Um ponto fora da curva

Um ponto fora da curva


Se não bastassem as complicações que o mundo já oferece, uma onda de neologismos tomou conta da sociedade moderna. Em parte, isso se justifica. Há uma série de novas situações e conceitos que aparecem, exigindo definições, representações que possam dar ao coletivo uma ideia, uma noção de tempo, de espaço e, principalmente, de transformação. Assim como os hippies foram os pacifistas dos anos 60, os black blocs são os anarquistas que  hoje promovem  a quebradeira indistinta e generalizada nas manifestações de rua.

E não adianta escrapetear. Essa verborragia encontrou nas mídias sociais o campo aberto para corcovear sem fronteiras tal qual um potro sem dono. Em um tempo distante, alguém estava perfeitamente enquadrado nos padrões sociais se estivesse na “crista da onda”. No começo dos anos 80, muita gente boa perdeu o emprego por conta da “reengenharia”. Aprendida a dura lição do desemprego, a palavra que entrou na moda foi a bendita empregabilidade, ou seja, o profissional-trabalhador deveria dar um up grade no portfólio e manter o network  atualizado para criar uma imagem proativa.

Recentemente, a onda de novas palavras, com sentido original ou derivado, atingiu em cheio as Ciências Sociais e outras áreas do conhecimento. Os currículos e as disciplinas passaram a ter como característica essencial a transversalidade. Caso você não saiba, cada neologismo cria uma unidade léxica, o repertório de palavras da língua. Sem exageros, o dinamismo desse glossário revela a riqueza gramatical de um idioma, pois a cultura precisa se renovar constantemente. Nos últimos tempos, o prêmio hors-concours vai para a palavrinha foco que devido a sua larga e indistinta utilização se transformou na razão da nossa existência. Diga-se de passagem que o vocábulo tem provocado mais discórdia do que harmonia, tantos nas relações pessoais quanto profissionais. Tem muita gente sendo pesadamente acusada de viver e trabalhar sem foco, enquanto outros estão completamente perdidos porque “focam” em tudo o que aparece pela frente.

Neste verdadeiro cipoal da hermenêutica, sorrateiramente, uma expressão foi sendo introduzia no linguajar dos coaches e dos consultores, abriu espaço no juridiquês dos juízes e dos advogados e ganhou destaque nas páginas dos jornais. O ponto a que chegamos é o “ponto fora da curva”. Dia desses, um ilibado ministro declarou que a demora do Supremo Tribunal Federal em determinar a prisão do deputado federal, Natan Donadon, foi um ponto fora da curva. Todavia, como sempre acontece com as novidades, essa expressão ganhou significado bem mais abrangente quando passou a representar esteriótipos. A expressão corriqueira utilizada por um ministro já serve também para enquadrar o funcionário que apresenta um comportamento diferente dos demais dentro da empresa. A homossexualidade assumida de Daniela Mercury, a menina de Florianópolis que denunciou a precariedade da escola no facebook e o funcionário da Siemens que revelou a propina paga pela empresa a governantes seriam pontos completamente fora da curva?

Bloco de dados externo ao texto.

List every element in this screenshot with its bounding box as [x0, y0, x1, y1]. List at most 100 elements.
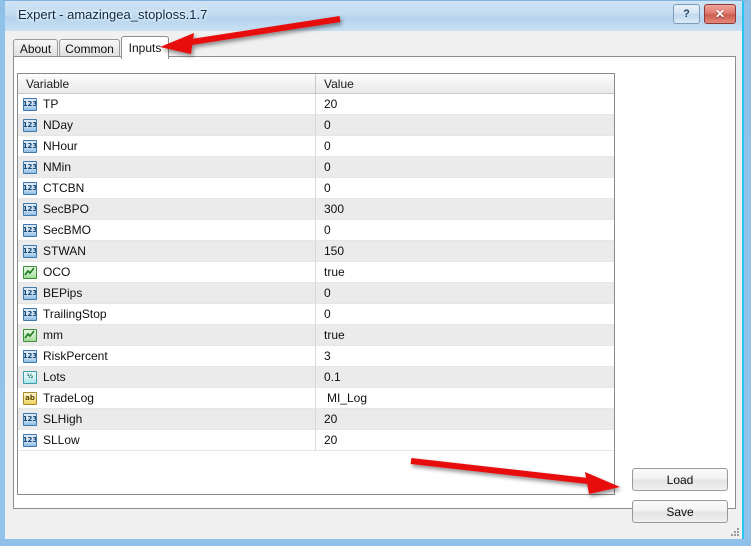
variable-name: CTCBN	[43, 181, 85, 195]
grid-row[interactable]: 123 NHour 0	[18, 136, 614, 157]
cell-value[interactable]: 0.1	[316, 367, 614, 387]
grid-row[interactable]: 123 SLLow 20	[18, 430, 614, 451]
cell-value[interactable]: 300	[316, 199, 614, 219]
cell-value[interactable]: 20	[316, 430, 614, 450]
cell-variable[interactable]: 123 BEPips	[18, 283, 316, 303]
grid-row[interactable]: 123 SecBPO 300	[18, 199, 614, 220]
grid-row[interactable]: ab TradeLog MI_Log	[18, 388, 614, 409]
dialog-client-area: About Common Inputs Variable Value 123 TP…	[5, 31, 744, 539]
grid-row[interactable]: 123 TrailingStop 0	[18, 304, 614, 325]
cell-value[interactable]: 150	[316, 241, 614, 261]
grid-header-row: Variable Value	[18, 74, 614, 94]
int-type-icon: 123	[23, 286, 37, 300]
grid-row[interactable]: 123 TP 20	[18, 94, 614, 115]
close-button[interactable]: ✕	[704, 4, 736, 24]
cell-variable[interactable]: 123 SLHigh	[18, 409, 316, 429]
tab-inputs[interactable]: Inputs	[121, 36, 169, 59]
int-type-icon: 123	[23, 244, 37, 258]
save-button[interactable]: Save	[632, 500, 728, 523]
cell-value[interactable]: 0	[316, 220, 614, 240]
variable-name: Lots	[43, 370, 66, 384]
bool-type-icon	[23, 328, 37, 342]
window-right-glass-edge	[742, 1, 744, 539]
variable-name: TrailingStop	[43, 307, 107, 321]
variable-name: OCO	[43, 265, 71, 279]
cell-value[interactable]: true	[316, 325, 614, 345]
cell-value[interactable]: 20	[316, 94, 614, 114]
grid-row[interactable]: 123 BEPips 0	[18, 283, 614, 304]
cell-value[interactable]: MI_Log	[316, 388, 614, 408]
cell-variable[interactable]: OCO	[18, 262, 316, 282]
variable-name: BEPips	[43, 286, 83, 300]
grid-row[interactable]: 123 NDay 0	[18, 115, 614, 136]
dialog-window: Expert - amazingea_stoploss.1.7 ? ✕ Abou…	[0, 0, 751, 546]
grid-row[interactable]: 123 STWAN 150	[18, 241, 614, 262]
title-bar[interactable]: Expert - amazingea_stoploss.1.7 ? ✕	[5, 1, 744, 31]
cell-variable[interactable]: 123 NDay	[18, 115, 316, 135]
int-type-icon: 123	[23, 412, 37, 426]
grid-row[interactable]: ½ Lots 0.1	[18, 367, 614, 388]
cell-variable[interactable]: mm	[18, 325, 316, 345]
cell-variable[interactable]: 123 TP	[18, 94, 316, 114]
variable-name: TP	[43, 97, 59, 111]
tab-inputs-label: Inputs	[128, 41, 162, 55]
variable-name: RiskPercent	[43, 349, 108, 363]
grid-row[interactable]: 123 CTCBN 0	[18, 178, 614, 199]
ok-button[interactable]: OK	[505, 540, 577, 546]
cell-variable[interactable]: 123 SecBPO	[18, 199, 316, 219]
int-type-icon: 123	[23, 181, 37, 195]
variable-name: TradeLog	[43, 391, 94, 405]
cell-value[interactable]: 3	[316, 346, 614, 366]
cell-value[interactable]: 0	[316, 157, 614, 177]
int-type-icon: 123	[23, 202, 37, 216]
variable-name: SecBPO	[43, 202, 90, 216]
cell-value[interactable]: 0	[316, 136, 614, 156]
grid-row[interactable]: 123 SLHigh 20	[18, 409, 614, 430]
grid-row[interactable]: 123 RiskPercent 3	[18, 346, 614, 367]
cell-variable[interactable]: 123 TrailingStop	[18, 304, 316, 324]
cell-value[interactable]: 0	[316, 178, 614, 198]
column-header-variable[interactable]: Variable	[18, 74, 316, 93]
int-type-icon: 123	[23, 118, 37, 132]
variable-name: mm	[43, 328, 63, 342]
column-header-value[interactable]: Value	[316, 74, 614, 93]
int-type-icon: 123	[23, 307, 37, 321]
int-type-icon: 123	[23, 97, 37, 111]
reset-button[interactable]: Reset	[667, 540, 739, 546]
inputs-grid[interactable]: Variable Value 123 TP 20 123 NDay 0 123 NHour 0 1…	[17, 73, 615, 495]
variable-name: NDay	[43, 118, 74, 132]
cell-variable[interactable]: ab TradeLog	[18, 388, 316, 408]
tab-common-label: Common	[65, 42, 114, 56]
cell-value[interactable]: 20	[316, 409, 614, 429]
int-type-icon: 123	[23, 433, 37, 447]
cell-value[interactable]: 0	[316, 304, 614, 324]
int-type-icon: 123	[23, 223, 37, 237]
cell-variable[interactable]: 123 RiskPercent	[18, 346, 316, 366]
grid-row[interactable]: 123 NMin 0	[18, 157, 614, 178]
cell-value[interactable]: 0	[316, 283, 614, 303]
cell-value[interactable]: true	[316, 262, 614, 282]
variable-name: NHour	[43, 139, 78, 153]
grid-row[interactable]: mm true	[18, 325, 614, 346]
cell-variable[interactable]: 123 SLLow	[18, 430, 316, 450]
grid-body: 123 TP 20 123 NDay 0 123 NHour 0 123 NMin 0 123 CTCBN…	[18, 94, 614, 451]
cell-variable[interactable]: 123 SecBMO	[18, 220, 316, 240]
cell-variable[interactable]: 123 STWAN	[18, 241, 316, 261]
cancel-button[interactable]: Cancel	[586, 540, 658, 546]
resize-grip[interactable]	[729, 526, 741, 538]
load-button[interactable]: Load	[632, 468, 728, 491]
int-type-icon: 123	[23, 160, 37, 174]
variable-name: SecBMO	[43, 223, 92, 237]
help-button[interactable]: ?	[673, 4, 700, 24]
load-button-label: Load	[666, 472, 694, 487]
cell-variable[interactable]: 123 NMin	[18, 157, 316, 177]
grid-row[interactable]: OCO true	[18, 262, 614, 283]
save-button-label: Save	[666, 504, 694, 519]
cell-variable[interactable]: 123 NHour	[18, 136, 316, 156]
grid-row[interactable]: 123 SecBMO 0	[18, 220, 614, 241]
variable-name: STWAN	[43, 244, 86, 258]
cell-value[interactable]: 0	[316, 115, 614, 135]
cell-variable[interactable]: ½ Lots	[18, 367, 316, 387]
cell-variable[interactable]: 123 CTCBN	[18, 178, 316, 198]
variable-name: NMin	[43, 160, 72, 174]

Como surgiu há pouco tempo, essa questão existencial ainda está sem resposta. Fica registrada aqui a sugestão deste tema para a próxima sessão com o psicanalista. Para subsidiar a discussão, vale acrescentar que curva “significa o traço que representa, graficamente, um fenômeno qualquer, a figura geométrica gerada pelo movimento contínuo de um ponto no espaço”. O ponto fora seria algo excepcional, pois até a curva precisa de certa constância. Ser muito diferente do padrão pode ser considerado algo anormal ou quanto mais fora da curva for o indivíduo mais chance ele tem de ser feliz, uma vez que possui uma luz própria que o diferencia dos demais? É melhor ser mais ou menos igual ou muito diferente? A sua autodefinição e as opções que você faz, seu modo de pensar, agir e de se comportar levam em conta os demais pontos da curva do padrão social? Afinal de contas, meu caro leitor (a), você se considera um ponto fora, dentro ou bem em cima da curva?